By Rohit Vaid
While the Adani Group may go slow with regard to expansion plans in some of their projects post the Hindenburg crisis, airports is not one of them. The group will go ahead with the pace of expansion as planned and will even bid for more if the government puts up fresh airports for privatisation.
Adani Airports CEO Arun Bansal on Wednesday said at the CAPA summit that there is no rethinking in terms of pace of expansion or investments for airports business in the context of the challenges faced by the Group. “We have committed, submitted our plans to the government. Whatever plans we have submitted, we are following our investments,” he said.
On future business plans, Bansal said, will selectively look at opportunities where it makes financial sense. He said that not only would the company like to operate more airports, but it would eventually look at becoming a leading airport operator in the world.

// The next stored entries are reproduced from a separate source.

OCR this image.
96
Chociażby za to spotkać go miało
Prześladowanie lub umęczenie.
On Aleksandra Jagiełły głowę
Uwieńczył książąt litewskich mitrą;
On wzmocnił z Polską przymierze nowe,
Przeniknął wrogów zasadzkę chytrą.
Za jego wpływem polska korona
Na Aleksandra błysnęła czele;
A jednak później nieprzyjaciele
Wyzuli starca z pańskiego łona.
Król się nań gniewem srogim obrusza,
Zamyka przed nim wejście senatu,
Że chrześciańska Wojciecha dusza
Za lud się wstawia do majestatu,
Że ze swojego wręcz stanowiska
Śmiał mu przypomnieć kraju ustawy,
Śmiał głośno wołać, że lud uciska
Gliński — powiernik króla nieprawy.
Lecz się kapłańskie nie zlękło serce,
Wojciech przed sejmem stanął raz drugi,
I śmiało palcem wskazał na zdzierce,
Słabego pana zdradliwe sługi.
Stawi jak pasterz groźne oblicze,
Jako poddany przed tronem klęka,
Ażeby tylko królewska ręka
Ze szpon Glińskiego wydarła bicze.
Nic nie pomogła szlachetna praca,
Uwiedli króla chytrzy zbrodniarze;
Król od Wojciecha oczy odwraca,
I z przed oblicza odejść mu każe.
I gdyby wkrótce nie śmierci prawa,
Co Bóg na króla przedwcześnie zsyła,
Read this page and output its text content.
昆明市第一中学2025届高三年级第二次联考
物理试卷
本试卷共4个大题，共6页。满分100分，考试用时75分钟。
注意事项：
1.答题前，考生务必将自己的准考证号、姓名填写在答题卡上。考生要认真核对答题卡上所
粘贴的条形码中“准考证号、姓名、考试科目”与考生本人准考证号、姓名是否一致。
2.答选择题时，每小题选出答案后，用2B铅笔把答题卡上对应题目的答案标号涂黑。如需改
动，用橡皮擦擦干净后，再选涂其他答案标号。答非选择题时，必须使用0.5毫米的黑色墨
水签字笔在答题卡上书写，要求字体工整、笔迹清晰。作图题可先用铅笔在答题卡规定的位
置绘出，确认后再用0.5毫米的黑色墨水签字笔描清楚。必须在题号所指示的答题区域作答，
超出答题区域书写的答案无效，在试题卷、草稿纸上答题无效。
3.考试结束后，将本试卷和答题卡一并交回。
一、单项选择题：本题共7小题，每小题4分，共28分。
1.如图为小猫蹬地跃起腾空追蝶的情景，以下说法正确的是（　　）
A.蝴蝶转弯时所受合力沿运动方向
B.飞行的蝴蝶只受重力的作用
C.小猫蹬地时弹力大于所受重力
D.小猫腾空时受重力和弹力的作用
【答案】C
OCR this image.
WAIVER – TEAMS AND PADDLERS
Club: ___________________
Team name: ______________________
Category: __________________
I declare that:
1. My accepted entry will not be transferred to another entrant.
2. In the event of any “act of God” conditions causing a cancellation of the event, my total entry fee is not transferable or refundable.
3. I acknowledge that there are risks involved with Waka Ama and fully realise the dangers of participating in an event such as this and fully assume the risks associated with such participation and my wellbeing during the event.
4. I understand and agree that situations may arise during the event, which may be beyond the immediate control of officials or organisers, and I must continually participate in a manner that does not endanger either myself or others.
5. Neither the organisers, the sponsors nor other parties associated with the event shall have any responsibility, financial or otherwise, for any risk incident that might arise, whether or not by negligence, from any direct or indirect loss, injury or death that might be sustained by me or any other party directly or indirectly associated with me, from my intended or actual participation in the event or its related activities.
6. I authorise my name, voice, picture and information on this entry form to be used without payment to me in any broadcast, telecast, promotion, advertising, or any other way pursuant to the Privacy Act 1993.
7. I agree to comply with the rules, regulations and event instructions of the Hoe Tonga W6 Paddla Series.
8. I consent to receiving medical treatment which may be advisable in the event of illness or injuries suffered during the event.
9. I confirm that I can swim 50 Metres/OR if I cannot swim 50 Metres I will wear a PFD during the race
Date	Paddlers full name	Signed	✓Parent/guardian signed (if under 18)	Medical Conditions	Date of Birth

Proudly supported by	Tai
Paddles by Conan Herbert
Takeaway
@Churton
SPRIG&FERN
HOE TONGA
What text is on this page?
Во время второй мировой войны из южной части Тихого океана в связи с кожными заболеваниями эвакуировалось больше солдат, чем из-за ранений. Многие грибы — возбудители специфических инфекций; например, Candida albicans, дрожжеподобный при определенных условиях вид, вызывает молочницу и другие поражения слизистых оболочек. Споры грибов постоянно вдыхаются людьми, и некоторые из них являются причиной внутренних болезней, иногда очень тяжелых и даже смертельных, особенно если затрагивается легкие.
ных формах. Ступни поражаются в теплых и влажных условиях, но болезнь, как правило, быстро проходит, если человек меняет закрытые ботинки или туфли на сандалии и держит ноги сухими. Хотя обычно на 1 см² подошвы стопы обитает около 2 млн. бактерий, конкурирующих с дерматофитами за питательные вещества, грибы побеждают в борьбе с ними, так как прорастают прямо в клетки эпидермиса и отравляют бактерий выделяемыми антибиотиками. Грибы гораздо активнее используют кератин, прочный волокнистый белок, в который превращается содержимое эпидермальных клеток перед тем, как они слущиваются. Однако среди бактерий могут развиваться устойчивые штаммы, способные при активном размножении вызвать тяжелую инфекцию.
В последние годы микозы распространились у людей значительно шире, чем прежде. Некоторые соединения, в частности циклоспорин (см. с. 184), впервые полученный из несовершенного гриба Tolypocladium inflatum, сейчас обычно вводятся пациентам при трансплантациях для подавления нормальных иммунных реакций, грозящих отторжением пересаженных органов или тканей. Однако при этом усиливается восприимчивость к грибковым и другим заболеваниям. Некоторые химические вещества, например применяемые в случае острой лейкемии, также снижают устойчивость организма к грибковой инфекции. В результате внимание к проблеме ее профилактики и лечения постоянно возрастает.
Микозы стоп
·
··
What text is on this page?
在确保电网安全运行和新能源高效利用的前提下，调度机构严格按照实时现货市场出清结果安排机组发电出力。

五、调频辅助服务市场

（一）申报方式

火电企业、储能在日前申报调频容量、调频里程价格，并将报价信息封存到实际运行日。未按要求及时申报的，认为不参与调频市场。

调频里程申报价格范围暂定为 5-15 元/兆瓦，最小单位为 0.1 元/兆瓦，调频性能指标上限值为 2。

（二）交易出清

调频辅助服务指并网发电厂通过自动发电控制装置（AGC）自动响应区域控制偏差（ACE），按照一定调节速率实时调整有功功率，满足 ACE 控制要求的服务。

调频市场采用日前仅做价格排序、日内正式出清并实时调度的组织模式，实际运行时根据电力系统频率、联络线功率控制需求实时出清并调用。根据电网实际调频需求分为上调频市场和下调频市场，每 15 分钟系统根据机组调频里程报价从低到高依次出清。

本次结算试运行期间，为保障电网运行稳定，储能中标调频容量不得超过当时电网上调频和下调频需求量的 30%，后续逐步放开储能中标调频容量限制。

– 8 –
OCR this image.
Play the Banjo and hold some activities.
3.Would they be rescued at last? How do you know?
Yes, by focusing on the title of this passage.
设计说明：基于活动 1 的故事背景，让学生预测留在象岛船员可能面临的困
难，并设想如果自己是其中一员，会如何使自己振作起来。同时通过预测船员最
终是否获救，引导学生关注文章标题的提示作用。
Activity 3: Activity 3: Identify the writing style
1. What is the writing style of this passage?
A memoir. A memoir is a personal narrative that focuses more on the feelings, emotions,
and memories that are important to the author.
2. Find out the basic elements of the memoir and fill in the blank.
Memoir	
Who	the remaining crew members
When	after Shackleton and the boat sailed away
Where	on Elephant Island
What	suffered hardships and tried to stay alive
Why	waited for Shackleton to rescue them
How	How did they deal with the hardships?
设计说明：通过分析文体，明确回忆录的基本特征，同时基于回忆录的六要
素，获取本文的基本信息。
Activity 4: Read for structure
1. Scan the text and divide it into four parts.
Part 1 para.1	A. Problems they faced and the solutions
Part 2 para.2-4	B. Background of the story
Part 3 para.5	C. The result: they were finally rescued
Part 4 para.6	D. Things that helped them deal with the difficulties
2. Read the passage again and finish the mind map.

Adani Airports is a part of the group’s flagship Adani Enterprises.
In the last round of airport privatisation in 2019, Adani Group had won bids to operate six airports — Lucknow, Ahmedabad, Mangalore, Guwahati, Jaipur and Thiruvananthapuram. It acquired the Mumbai airport from the GVK Group in 2019 and is developing the Navi Mumbai airport. Thus, currently it operates seven airports.
These seven airports together have seen an increase of 92% in domestic and 133% in international travellers, post 2019, the pre-pandemic year. They account for 25% of passenger traffic and 33% of air cargo traffic in the country. According to Bansal, 1 billion of air passenger traffic is expected by 2040, with traffic growing at a CAGR of 8.5% over the next 20 years.
The government plans to privatise more airports like Varanasi, Calicut, Patna, Amritsar, Bhubaneswar, Ranchi, Coimbatore, Trichy, Indore and Raipur. At some point of time it was speculated that the government may put a cap on the number of airports one operator can bid for, but it is unlikely that such restrictions will be put. This leaves the field clear for Adani Group to bid for more airports as and when the government invites tenders for the same.
Bansal said post the commissioning of Navi Mumbai International Airport’s Terminal 1, under the first phase in December 2024, it will cater to 20 million passengers annually 800,000 tonne of cargo.However, he said that the cost of operating airports has to come down by 30-50%. On other plans in the aviation sector, he said that the group is working on setting up an aviation institute.